For months, an easy one could be something like “it was the third moon of winter, the days were getting brighter, and spring was drawing nearer” if you do medeival-style fantasy in another world. The problem is replacing our familiar names of months with unfamiliar ones.
“The Case Files of Henri Davenforth” uses ‘moons’ like this:
January – Old Moon; February – Snow Moon; March – Crow Moon; etc. You can see this comes from farming traditions, even though the world is roughly 1910s-1920s in development, but with both magic and technology (there are cars akin to the Ford T, for instance, but Henri is also a Medical Examiner and the kingdom has three, later four, royal mages).
For days, the author uses, for instance, Gods Day (Sunday), Gather Day (Monday), or Hex Day (Thursday), suggesting that certain activities were originally connected to those days.

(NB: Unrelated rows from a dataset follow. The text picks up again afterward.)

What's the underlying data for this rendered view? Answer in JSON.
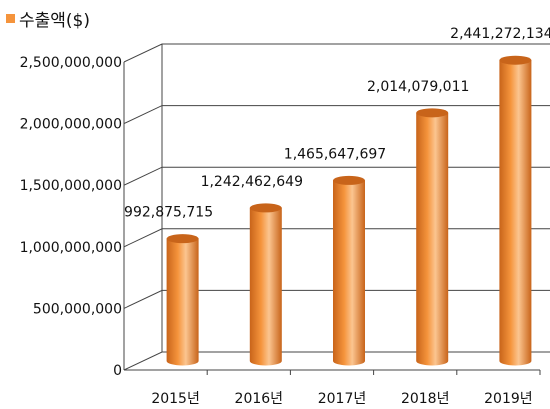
{
  "chart_data": {
    "type": "bar",
    "categories": [
      "2015년",
      "2016년",
      "2017년",
      "2018년",
      "2019년"
    ],
    "series": [
      {
        "name": "수출액($)",
        "values": [
          992875715,
          1242462649,
          1465647697,
          2014079011,
          2441272134
        ],
        "labels": [
          "992,875,715",
          "1,242,462,649",
          "1,465,647,697",
          "2,014,079,011",
          "2,441,272,134"
        ]
      }
    ],
    "yticks": [
      "0",
      "500,000,000",
      "1,000,000,000",
      "1,500,000,000",
      "2,000,000,000",
      "2,500,000,000"
    ],
    "ylim": [
      0,
      2500000000
    ],
    "grid": true,
    "legend": "top-left",
    "colors": {
      "bar": "#f5943c",
      "bar_dark": "#c8641a",
      "bar_light": "#fbc590",
      "grid": "#444444"
    }
  }
}
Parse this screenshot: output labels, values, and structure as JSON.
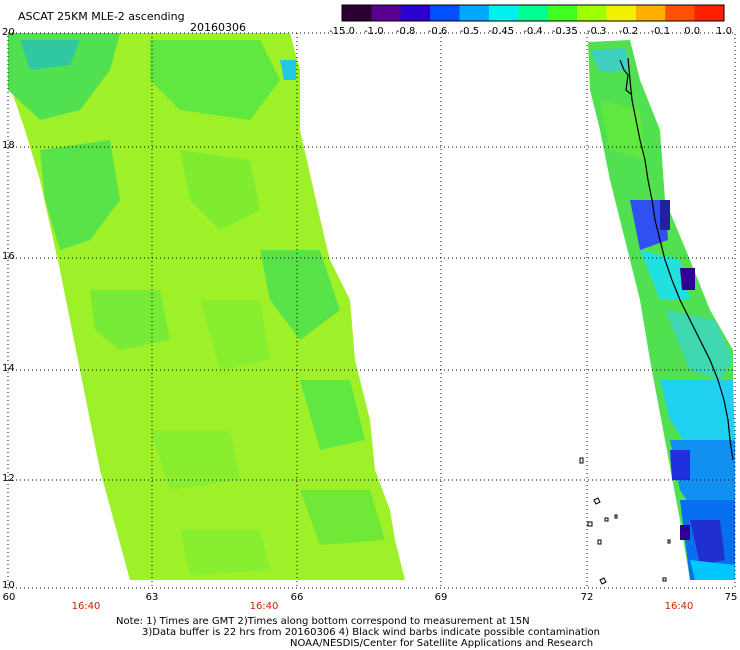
{
  "header": {
    "title": "ASCAT 25KM MLE-2 ascending",
    "date": "20160306"
  },
  "colorbar": {
    "tick_labels": [
      "-15.0",
      "-1.0",
      "-0.8",
      "-0.6",
      "-0.5",
      "-0.45",
      "-0.4",
      "-0.35",
      "-0.3",
      "-0.2",
      "-0.1",
      "0.0",
      "1.0"
    ],
    "colors": [
      "#2a0030",
      "#5a0090",
      "#2a00d0",
      "#0050ff",
      "#00a8ff",
      "#00f0f0",
      "#00ff90",
      "#40ff20",
      "#a0ff00",
      "#f0f000",
      "#ffb000",
      "#ff5000",
      "#ff2000"
    ]
  },
  "map": {
    "lat_labels": [
      "20",
      "18",
      "16",
      "14",
      "12",
      "10"
    ],
    "lon_labels": [
      "60",
      "63",
      "66",
      "69",
      "72",
      "75"
    ],
    "time_labels": [
      "16:40",
      "16:40",
      "16:40"
    ],
    "colors": {
      "background": "#ffffff",
      "swath_main": "#90ee20",
      "swath_green": "#40e040",
      "coast": "#000000",
      "grid": "#000000"
    }
  },
  "notes": {
    "line1": "Note: 1) Times are GMT 2)Times along bottom correspond to measurement at 15N",
    "line2": "3)Data buffer is 22 hrs from 20160306 4) Black wind barbs indicate possible contamination",
    "line3": "NOAA/NESDIS/Center for Satellite Applications and Research"
  }
}
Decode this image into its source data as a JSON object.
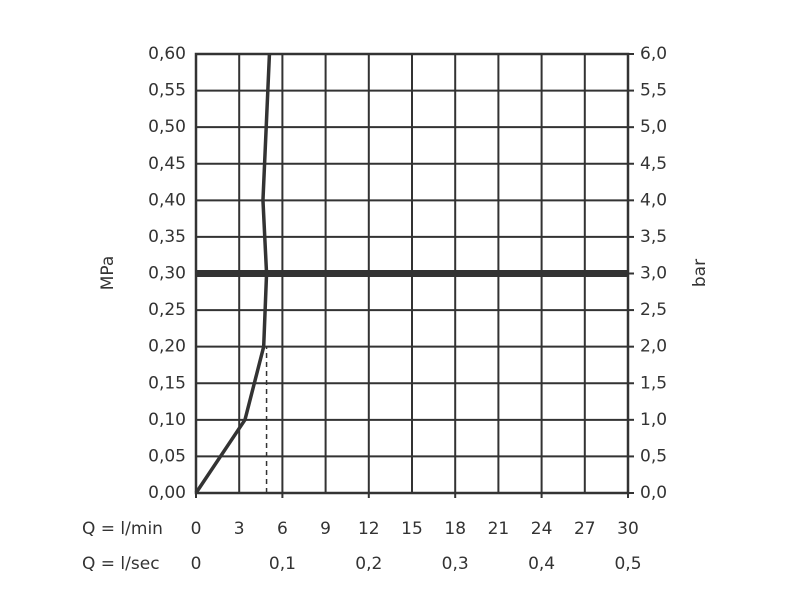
{
  "chart_data": {
    "type": "line",
    "x": [
      0,
      3.4,
      4.7,
      4.9,
      4.65,
      5.1
    ],
    "series": [
      {
        "color": "#333333",
        "values": [
          0,
          0.1,
          0.2,
          0.3,
          0.4,
          0.6
        ]
      }
    ],
    "xlim": [
      0,
      30
    ],
    "xticks": [
      0,
      3,
      6,
      9,
      12,
      15,
      18,
      21,
      24,
      27,
      30
    ],
    "x2lim": [
      0,
      0.5
    ],
    "x2ticks": [
      0,
      {
        "value": 0.1,
        "label": "0,1"
      },
      {
        "value": 0.2,
        "label": "0,2"
      },
      {
        "value": 0.3,
        "label": "0,3"
      },
      {
        "value": 0.4,
        "label": "0,4"
      },
      {
        "value": 0.5,
        "label": "0,5"
      }
    ],
    "ylim": [
      0,
      0.6
    ],
    "yticks": [
      {
        "value": 0,
        "label": "0,00"
      },
      {
        "value": 0.05,
        "label": "0,05"
      },
      {
        "value": 0.1,
        "label": "0,10"
      },
      {
        "value": 0.15,
        "label": "0,15"
      },
      {
        "value": 0.2,
        "label": "0,20"
      },
      {
        "value": 0.25,
        "label": "0,25"
      },
      {
        "value": 0.3,
        "label": "0,30"
      },
      {
        "value": 0.35,
        "label": "0,35"
      },
      {
        "value": 0.4,
        "label": "0,40"
      },
      {
        "value": 0.45,
        "label": "0,45"
      },
      {
        "value": 0.5,
        "label": "0,50"
      },
      {
        "value": 0.55,
        "label": "0,55"
      },
      {
        "value": 0.6,
        "label": "0,60"
      }
    ],
    "y2lim": [
      0,
      6
    ],
    "y2ticks": [
      {
        "value": 0,
        "label": "0,0"
      },
      {
        "value": 0.5,
        "label": "0,5"
      },
      {
        "value": 1,
        "label": "1,0"
      },
      {
        "value": 1.5,
        "label": "1,5"
      },
      {
        "value": 2,
        "label": "2,0"
      },
      {
        "value": 2.5,
        "label": "2,5"
      },
      {
        "value": 3,
        "label": "3,0"
      },
      {
        "value": 3.5,
        "label": "3,5"
      },
      {
        "value": 4,
        "label": "4,0"
      },
      {
        "value": 4.5,
        "label": "4,5"
      },
      {
        "value": 5,
        "label": "5,0"
      },
      {
        "value": 5.5,
        "label": "5,5"
      },
      {
        "value": 6,
        "label": "6,0"
      }
    ],
    "ylabel": "MPa",
    "y2label": "bar",
    "xlabel": "Q = l/min",
    "x2label": "Q = l/sec",
    "reference_line": {
      "y": 0.3
    },
    "dashed_line": {
      "x": 4.9,
      "y": [
        0,
        0.2
      ]
    },
    "grid": true
  }
}
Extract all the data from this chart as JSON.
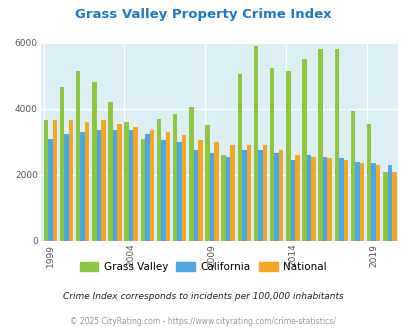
{
  "title": "Grass Valley Property Crime Index",
  "subtitle": "Crime Index corresponds to incidents per 100,000 inhabitants",
  "footer": "© 2025 CityRating.com - https://www.cityrating.com/crime-statistics/",
  "years": [
    1999,
    2000,
    2001,
    2002,
    2003,
    2004,
    2005,
    2006,
    2007,
    2008,
    2009,
    2010,
    2011,
    2012,
    2013,
    2014,
    2015,
    2016,
    2017,
    2018,
    2019,
    2020
  ],
  "grass_valley": [
    3650,
    4650,
    5150,
    4800,
    4200,
    3600,
    3100,
    3700,
    3850,
    4050,
    3500,
    2600,
    5050,
    5900,
    5250,
    5150,
    5500,
    5800,
    5800,
    3950,
    3550,
    2100
  ],
  "california": [
    3100,
    3250,
    3300,
    3350,
    3350,
    3350,
    3250,
    3050,
    3000,
    2750,
    2650,
    2550,
    2750,
    2750,
    2650,
    2450,
    2600,
    2550,
    2500,
    2400,
    2350,
    2300
  ],
  "national": [
    3650,
    3650,
    3600,
    3650,
    3550,
    3450,
    3350,
    3300,
    3200,
    3050,
    3000,
    2900,
    2900,
    2900,
    2750,
    2600,
    2550,
    2500,
    2450,
    2350,
    2300,
    2100
  ],
  "gv_color": "#8dc63f",
  "ca_color": "#4da6e8",
  "na_color": "#f5a623",
  "bg_color": "#ddeef5",
  "ylim": [
    0,
    6000
  ],
  "yticks": [
    0,
    2000,
    4000,
    6000
  ],
  "xtick_years": [
    1999,
    2004,
    2009,
    2014,
    2019
  ],
  "title_color": "#1a7ac7",
  "subtitle_color": "#222222",
  "footer_color": "#999999",
  "grid_color": "#ffffff",
  "bar_width": 0.28
}
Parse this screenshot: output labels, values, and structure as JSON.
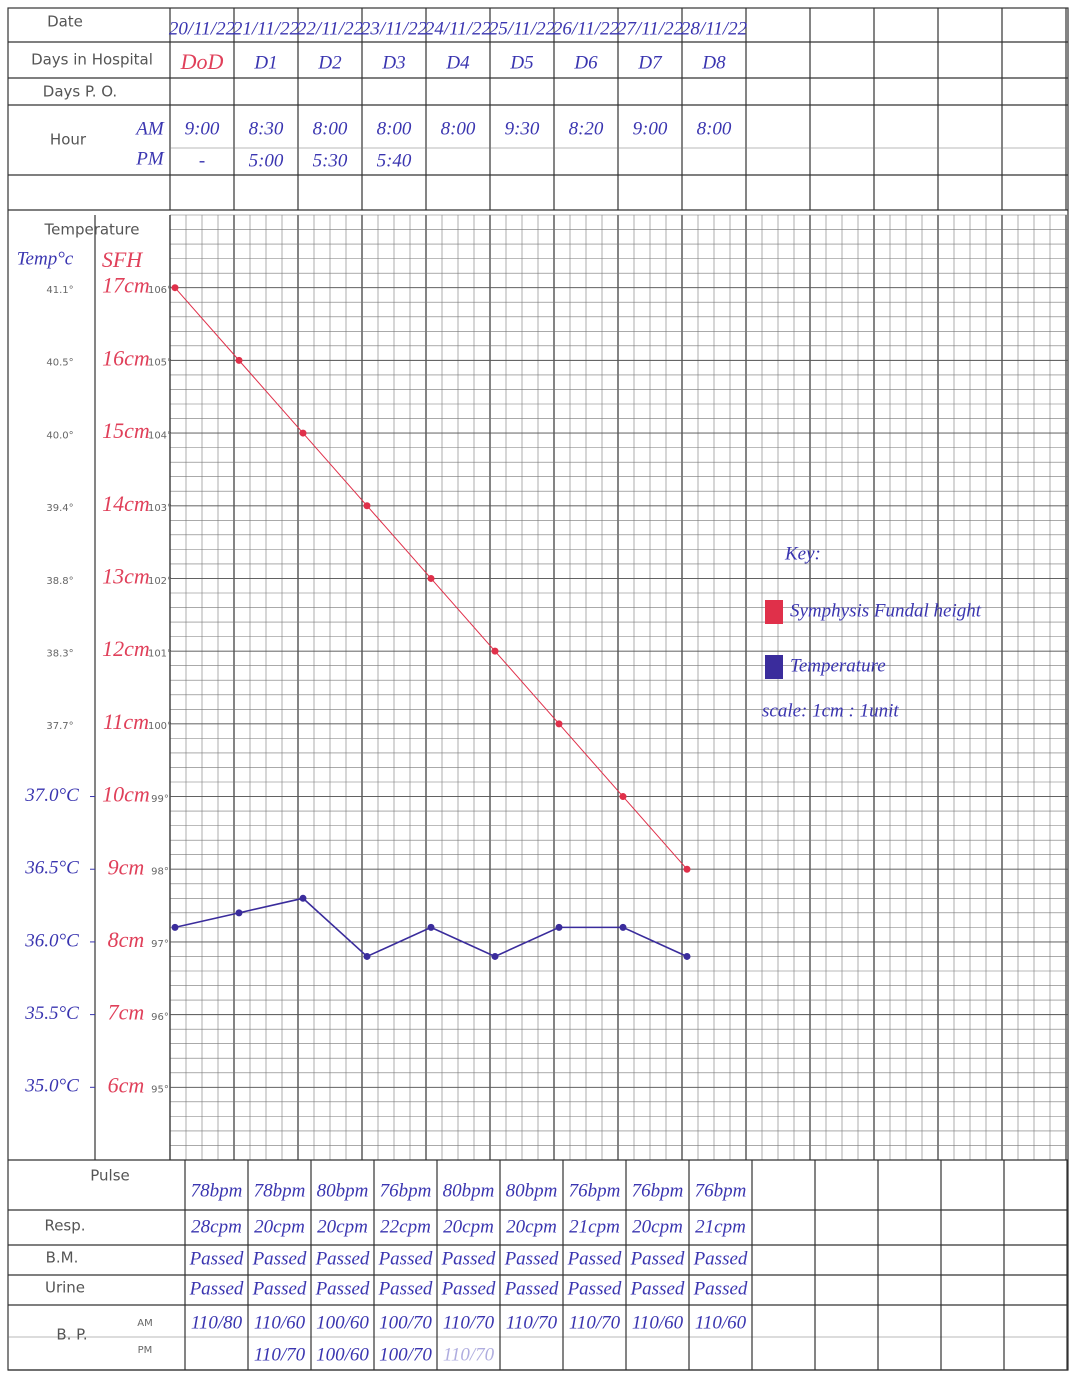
{
  "header": {
    "date_label": "Date",
    "days_label": "Days in Hospital",
    "days": [
      "DoD",
      "D1",
      "D2",
      "D3",
      "D4",
      "D5",
      "D6",
      "D7",
      "D8"
    ],
    "days_po_label": "Days P. O.",
    "hour_label": "Hour",
    "am_label": "AM",
    "pm_label": "PM",
    "hours_am": [
      "9:00",
      "8:30",
      "8:00",
      "8:00",
      "8:00",
      "9:30",
      "8:20",
      "9:00",
      "8:00"
    ],
    "hours_pm": [
      "-",
      "5:00",
      "5:30",
      "5:40"
    ]
  },
  "form": {
    "celsius": [
      "41.1°",
      "40.5°",
      "40.0°",
      "39.4°",
      "38.8°",
      "38.3°",
      "37.7°"
    ],
    "fahrenheit": [
      "106°",
      "105°",
      "104°",
      "103°",
      "102°",
      "101°",
      "100°",
      "99°",
      "98°",
      "97°",
      "96°",
      "95°"
    ]
  },
  "chart_data": {
    "type": "line",
    "title": "Temperature",
    "y_label": "SFH",
    "y2_label": "Temp°c",
    "categories": [
      "20/11/22",
      "21/11/22",
      "22/11/22",
      "23/11/22",
      "24/11/22",
      "25/11/22",
      "26/11/22",
      "27/11/22",
      "28/11/22"
    ],
    "series": [
      {
        "name": "Symphysis Fundal height",
        "color": "#e0304a",
        "values": [
          17,
          16,
          15,
          14,
          13,
          12,
          11,
          10,
          9
        ]
      },
      {
        "name": "Temperature",
        "color": "#3a2c9c",
        "axis": "y2",
        "values": [
          36.1,
          36.2,
          36.3,
          35.9,
          36.1,
          35.9,
          36.1,
          36.1,
          35.9
        ]
      }
    ],
    "ylim": [
      5,
      18
    ],
    "yticks": [
      {
        "value": 6,
        "label": "6cm"
      },
      {
        "value": 7,
        "label": "7cm"
      },
      {
        "value": 8,
        "label": "8cm"
      },
      {
        "value": 9,
        "label": "9cm"
      },
      {
        "value": 10,
        "label": "10cm"
      },
      {
        "value": 11,
        "label": "11cm"
      },
      {
        "value": 12,
        "label": "12cm"
      },
      {
        "value": 13,
        "label": "13cm"
      },
      {
        "value": 14,
        "label": "14cm"
      },
      {
        "value": 15,
        "label": "15cm"
      },
      {
        "value": 16,
        "label": "16cm"
      },
      {
        "value": 17,
        "label": "17cm"
      }
    ],
    "y2lim": [
      34.5,
      41
    ],
    "y2ticks": [
      {
        "value": 35,
        "label": "35.0°C"
      },
      {
        "value": 35.5,
        "label": "35.5°C"
      },
      {
        "value": 36,
        "label": "36.0°C"
      },
      {
        "value": 36.5,
        "label": "36.5°C"
      },
      {
        "value": 37,
        "label": "37.0°C"
      }
    ],
    "grid": true,
    "legend_title": "Key:",
    "scale_note": "scale: 1cm : 1unit"
  },
  "observations": {
    "rows": [
      {
        "label": "Pulse",
        "values": [
          "78bpm",
          "78bpm",
          "80bpm",
          "76bpm",
          "80bpm",
          "80bpm",
          "76bpm",
          "76bpm",
          "76bpm"
        ]
      },
      {
        "label": "Resp.",
        "values": [
          "28cpm",
          "20cpm",
          "20cpm",
          "22cpm",
          "20cpm",
          "20cpm",
          "21cpm",
          "20cpm",
          "21cpm"
        ]
      },
      {
        "label": "B.M.",
        "values": [
          "Passed",
          "Passed",
          "Passed",
          "Passed",
          "Passed",
          "Passed",
          "Passed",
          "Passed",
          "Passed"
        ]
      },
      {
        "label": "Urine",
        "values": [
          "Passed",
          "Passed",
          "Passed",
          "Passed",
          "Passed",
          "Passed",
          "Passed",
          "Passed",
          "Passed"
        ]
      }
    ],
    "bp": {
      "label": "B. P.",
      "am_label": "AM",
      "pm_label": "PM",
      "am": [
        "110/80",
        "110/60",
        "100/60",
        "100/70",
        "110/70",
        "110/70",
        "110/70",
        "110/60",
        "110/60"
      ],
      "pm": [
        null,
        "110/70",
        "100/60",
        "100/70",
        "110/70"
      ]
    }
  }
}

Since the series has a human from earth in it (Jamie got kidnapped and magically altered by a witch before the beginning of the first novel), there’s a list in the back where you can look that up – her notes on her new world. There are also sentences like ‘That Gather Day – I still think of it as Monday -, …’ which helps make the connection in the story. Also, days and months are rarely mentioned, unless it’s to signify that time has passed (for instance during the weekend – the books are fantasy police procedurals and Jamie and Henri do take time off to rest when possible).
Fantasy measurements do not have to be exact. Historically, measurements were not exact until only a few centuries ago. Instead of worrying about measurements, worrying about how much time it will take your characters. If you need your characters to make a journey in 10 days, then it takes 10 days regardless of distance. Now all you need to do is figure out how.